I’m curious what the linguists in the audience think, especially about the last point (for which Fruehwald supplies a bunch of data that can be found at his linked post).


  1. It was embarrassing to hear Radiolab cover the decline effect as if there’s some sort of universal physical force decreasing the newness in the universe (is this or science?!) rather than simply “They did their stats wrong.”

  2. Luke says:

    My guess (as a linguist) is that we might expect to see effects shrink over time, but not in the field as a whole but rather across different sub-domains and as a function theoretical maturity. In other words, we might expect theory in a particular area to move over time from broad contrasts (and large effects) toward more subtle contrasts between variables that result in smaller effects.

    I’ll give a quick example from a recent synthesis (Plonsky and Gass, 2011 in Language Learning). We looked at 174 studies in the interactionist tradition of second language acquisition from 1980-2009 and found the average d values for treatment-comparison contrasts to decline over the life of this line of research: 1980s = 1.62, 1990s = .82, 2000s = .52. And of course and you might expect, theory (and research) in this area has been moving steadily toward increased nuance.

  3. Edward says:

    It is hard for me (a linguist) to see how the studies of /t,d/ deletion constitute an example of the decline effect – in fact you could argue there has been an increase in effect size. Guy (1991) was effectively comparing two models of the rate at which word-final /t/ and /d/ are deleted in pronunciations of regular past tense words like ‘packed’ and ‘semi-weak’ past tense words like ‘kept’ (where the past tense is marked by a vowel change as well as addition of /t,d/): one model in which these two rates are independent, and another in which they are constrained to follow the relationship mentioned by Fruehwald – i.e. a model with one less parameter. Guy concluded that the simpler model fitted as well as the more complex model, which would normally be construed as absence of an effect. Fruehwald doesn’t report direct comparisons of the simpler/more complex models for subsequent data sets, but it appears that the simpler model fits less well in the later studies, so it looks like the effect of past tense type (regular vs. semi-weak) on /t,d/ deletion has grown over time. Or rather, Guy’s model just doesn’t work for similar phenomena in other dialects of English.

    • I think the way you’ve described the situation is what I meant by the decline effect.
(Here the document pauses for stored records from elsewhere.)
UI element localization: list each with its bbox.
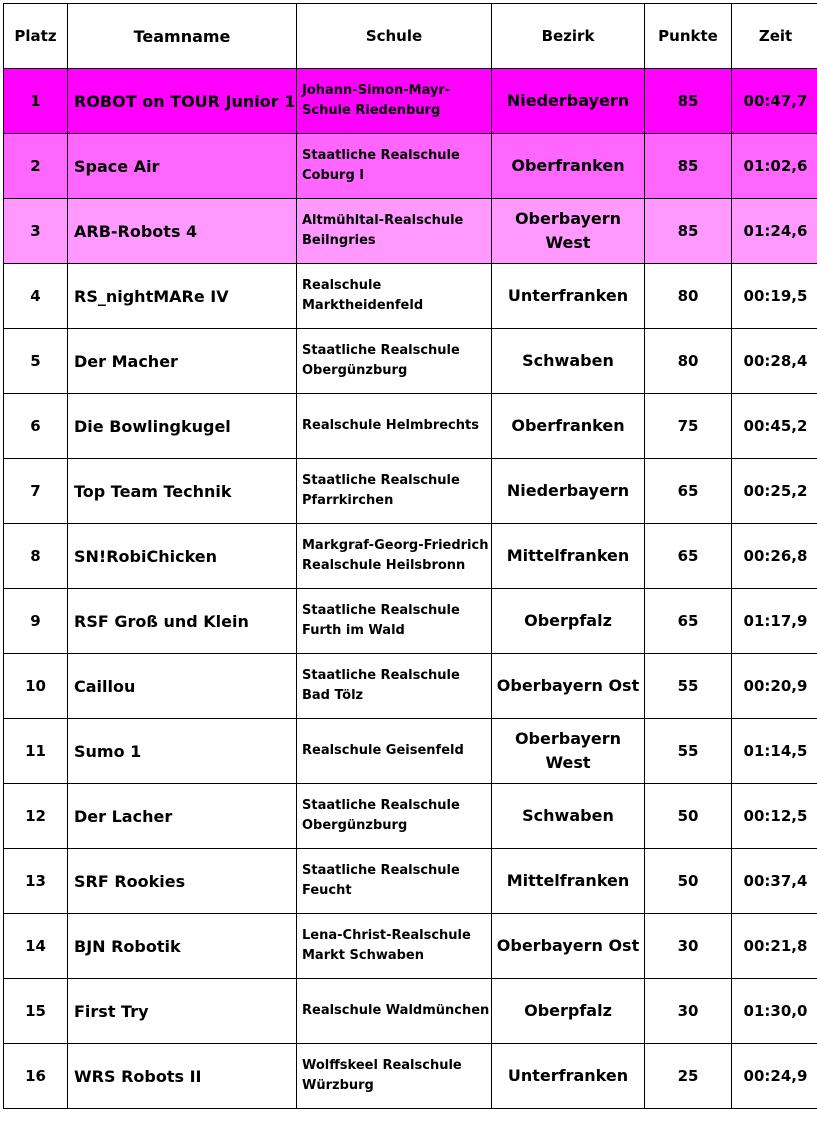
cell-teamname	[68, 849, 297, 914]
header-zeit: Zeit	[732, 4, 817, 69]
cell-teamname	[68, 134, 297, 199]
cell-platz: 3	[4, 199, 68, 264]
table-row	[4, 264, 817, 329]
cell-bezirk	[492, 134, 645, 199]
cell-bezirk-text: Unterfranken	[507, 1066, 629, 1085]
cell-bezirk	[492, 524, 645, 589]
cell-punkte: 65	[645, 459, 732, 524]
cell-zeit: 01:02,6	[732, 134, 817, 199]
cell-zeit: 00:12,5	[732, 784, 817, 849]
cell-schule-text: Staatliche Realschule Pfarrkirchen	[302, 473, 460, 508]
cell-teamname-text: ARB-Robots 4	[74, 221, 198, 241]
cell-platz: 16	[4, 1044, 68, 1109]
table-body	[4, 69, 817, 1109]
header-teamname: Teamname	[68, 4, 297, 69]
results-table	[3, 3, 817, 1109]
table-row	[4, 979, 817, 1044]
cell-teamname	[68, 329, 297, 394]
cell-teamname	[68, 654, 297, 719]
cell-bezirk	[492, 69, 645, 134]
cell-punkte: 75	[645, 394, 732, 459]
cell-platz: 10	[4, 654, 68, 719]
header-bezirk: Bezirk	[492, 4, 645, 69]
cell-teamname	[68, 459, 297, 524]
cell-schule	[297, 914, 492, 979]
cell-bezirk	[492, 654, 645, 719]
table-row	[4, 1044, 817, 1109]
cell-teamname-text: WRS Robots II	[74, 1066, 202, 1086]
cell-bezirk	[492, 394, 645, 459]
cell-schule	[297, 849, 492, 914]
cell-zeit: 00:47,7	[732, 69, 817, 134]
cell-punkte: 55	[645, 654, 732, 719]
header-row	[4, 4, 817, 69]
cell-platz: 7	[4, 459, 68, 524]
cell-zeit: 01:30,0	[732, 979, 817, 1044]
cell-teamname	[68, 199, 297, 264]
cell-platz: 14	[4, 914, 68, 979]
cell-punkte: 80	[645, 264, 732, 329]
table-row	[4, 69, 817, 134]
cell-platz: 11	[4, 719, 68, 784]
cell-bezirk	[492, 849, 645, 914]
table-row	[4, 849, 817, 914]
cell-punkte: 85	[645, 199, 732, 264]
cell-platz: 1	[4, 69, 68, 134]
cell-bezirk-text: Oberfranken	[511, 416, 625, 435]
cell-schule	[297, 784, 492, 849]
cell-schule-text: Realschule Waldmünchen	[302, 1003, 490, 1018]
cell-schule-text: Markgraf-Georg-Friedrich Realschule Heilsbronn	[302, 538, 489, 573]
cell-punkte: 80	[645, 329, 732, 394]
table-row	[4, 719, 817, 784]
cell-punkte: 25	[645, 1044, 732, 1109]
cell-schule	[297, 69, 492, 134]
cell-teamname	[68, 264, 297, 329]
cell-bezirk	[492, 979, 645, 1044]
cell-teamname-text: Space Air	[74, 156, 160, 176]
cell-platz: 5	[4, 329, 68, 394]
cell-schule	[297, 134, 492, 199]
cell-teamname-text: SN!RobiChicken	[74, 546, 218, 566]
cell-platz: 13	[4, 849, 68, 914]
cell-zeit: 01:17,9	[732, 589, 817, 654]
table-row	[4, 394, 817, 459]
cell-zeit: 00:28,4	[732, 329, 817, 394]
cell-zeit: 00:45,2	[732, 394, 817, 459]
cell-bezirk-text: Oberbayern West	[514, 209, 622, 252]
cell-schule	[297, 719, 492, 784]
table-row	[4, 654, 817, 719]
cell-punkte: 30	[645, 914, 732, 979]
cell-teamname-text: RSF Groß und Klein	[74, 611, 249, 631]
cell-schule-text: Staatliche Realschule Coburg I	[302, 148, 460, 183]
cell-platz: 9	[4, 589, 68, 654]
cell-teamname-text: RS_nightMARe IV	[74, 286, 229, 306]
cell-punkte: 85	[645, 69, 732, 134]
cell-bezirk-text: Mittelfranken	[506, 871, 630, 890]
cell-punkte: 55	[645, 719, 732, 784]
cell-teamname	[68, 524, 297, 589]
cell-schule-text: Wolffskeel Realschule Würzburg	[302, 1058, 462, 1093]
cell-schule	[297, 654, 492, 719]
cell-schule	[297, 264, 492, 329]
cell-bezirk	[492, 719, 645, 784]
cell-zeit: 01:24,6	[732, 199, 817, 264]
cell-zeit: 01:14,5	[732, 719, 817, 784]
table-row	[4, 329, 817, 394]
cell-schule-text: Realschule Geisenfeld	[302, 743, 464, 758]
table-row	[4, 524, 817, 589]
cell-zeit: 00:37,4	[732, 849, 817, 914]
cell-teamname-text: Der Macher	[74, 351, 178, 371]
cell-schule-text: Staatliche Realschule Feucht	[302, 863, 460, 898]
cell-teamname-text: Caillou	[74, 676, 136, 696]
cell-punkte: 50	[645, 849, 732, 914]
cell-platz: 6	[4, 394, 68, 459]
cell-bezirk-text: Oberpfalz	[524, 611, 612, 630]
cell-schule-text: Lena-Christ-Realschule Markt Schwaben	[302, 928, 471, 963]
cell-schule-text: Staatliche Realschule Obergünzburg	[302, 798, 460, 833]
cell-teamname-text: Sumo 1	[74, 741, 142, 761]
cell-schule-text: Staatliche Realschule Obergünzburg	[302, 343, 460, 378]
cell-schule-text: Realschule Helmbrechts	[302, 418, 479, 433]
cell-teamname-text: Top Team Technik	[74, 481, 232, 501]
cell-schule	[297, 394, 492, 459]
cell-bezirk-text: Schwaben	[522, 351, 614, 370]
cell-schule	[297, 199, 492, 264]
cell-teamname	[68, 784, 297, 849]
cell-teamname-text: First Try	[74, 1001, 149, 1021]
cell-bezirk-text: Oberbayern Ost	[496, 676, 640, 695]
cell-punkte: 30	[645, 979, 732, 1044]
table-row	[4, 134, 817, 199]
header-schule: Schule	[297, 4, 492, 69]
cell-schule-text: Staatliche Realschule Furth im Wald	[302, 603, 460, 638]
table-row	[4, 459, 817, 524]
table-row	[4, 784, 817, 849]
cell-teamname	[68, 914, 297, 979]
cell-punkte: 50	[645, 784, 732, 849]
cell-bezirk-text: Schwaben	[522, 806, 614, 825]
cell-platz: 15	[4, 979, 68, 1044]
cell-zeit: 00:26,8	[732, 524, 817, 589]
table-row	[4, 589, 817, 654]
cell-teamname	[68, 719, 297, 784]
cell-schule	[297, 329, 492, 394]
cell-bezirk	[492, 589, 645, 654]
cell-zeit: 00:21,8	[732, 914, 817, 979]
cell-schule-text: Realschule Marktheidenfeld	[302, 278, 424, 313]
table-row	[4, 914, 817, 979]
cell-bezirk	[492, 329, 645, 394]
cell-teamname	[68, 979, 297, 1044]
cell-bezirk	[492, 1044, 645, 1109]
cell-zeit: 00:19,5	[732, 264, 817, 329]
cell-schule	[297, 524, 492, 589]
cell-bezirk-text: Niederbayern	[506, 481, 630, 500]
cell-teamname-text: BJN Robotik	[74, 936, 181, 956]
cell-bezirk-text: Oberbayern West	[514, 729, 622, 772]
cell-schule-text: Staatliche Realschule Bad Tölz	[302, 668, 460, 703]
cell-platz: 12	[4, 784, 68, 849]
cell-schule	[297, 459, 492, 524]
cell-teamname-text: SRF Rookies	[74, 871, 186, 891]
header-punkte: Punkte	[645, 4, 732, 69]
cell-teamname	[68, 394, 297, 459]
cell-schule-text: Altmühltal-Realschule Beilngries	[302, 213, 464, 248]
cell-bezirk-text: Unterfranken	[507, 286, 629, 305]
cell-zeit: 00:20,9	[732, 654, 817, 719]
cell-teamname	[68, 69, 297, 134]
cell-bezirk	[492, 784, 645, 849]
cell-teamname	[68, 1044, 297, 1109]
table-row	[4, 199, 817, 264]
cell-bezirk-text: Oberpfalz	[524, 1001, 612, 1020]
cell-bezirk	[492, 264, 645, 329]
cell-zeit: 00:24,9	[732, 1044, 817, 1109]
cell-zeit: 00:25,2	[732, 459, 817, 524]
cell-punkte: 65	[645, 589, 732, 654]
cell-teamname-text: Die Bowlingkugel	[74, 416, 231, 436]
cell-punkte: 65	[645, 524, 732, 589]
cell-bezirk-text: Oberfranken	[511, 156, 625, 175]
cell-bezirk-text: Oberbayern Ost	[496, 936, 640, 955]
cell-schule	[297, 1044, 492, 1109]
cell-bezirk	[492, 459, 645, 524]
cell-teamname-text: ROBOT on TOUR Junior 1	[74, 91, 296, 111]
cell-schule-text: Johann-Simon-Mayr- Schule Riedenburg	[302, 83, 451, 118]
cell-platz: 8	[4, 524, 68, 589]
cell-teamname	[68, 589, 297, 654]
cell-bezirk	[492, 199, 645, 264]
cell-schule	[297, 979, 492, 1044]
cell-schule	[297, 589, 492, 654]
cell-platz: 2	[4, 134, 68, 199]
header-platz: Platz	[4, 4, 68, 69]
cell-bezirk	[492, 914, 645, 979]
cell-bezirk-text: Mittelfranken	[506, 546, 630, 565]
cell-punkte: 85	[645, 134, 732, 199]
cell-platz: 4	[4, 264, 68, 329]
cell-teamname-text: Der Lacher	[74, 806, 173, 826]
cell-bezirk-text: Niederbayern	[506, 91, 630, 110]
The history as I understand it was an almost too good to be true result, rapidly followed by a few enthusiastic replications, and then increasingly more and more reports where the model didn’t fit. I guess I was talking more about how the goodness of fit of the particular model has declined over time, rather than any particular effect size.

      And in that sense, I guess the exponential model is another case of a “small” effect, insofar as the goodness of fit of the exponential model compared to really any other model is highly sensitive to slight deviations in the estimated parameters.

      • Edward says:

        I suppose that this kind of decline effect could arise from screening for non-significance of the comparison of a model to a saturated model: Guy might not have published his theory if he had found significant lack of fit of the exponential model. But my guess is that the difference in fit between the simpler and complex models of /t,d/ deletion in past-tense verbs is not inherently small – it just happened to be in Guy’s data set – so there’s not a general problem of estimating small effects/differences in goodness of fit in this area.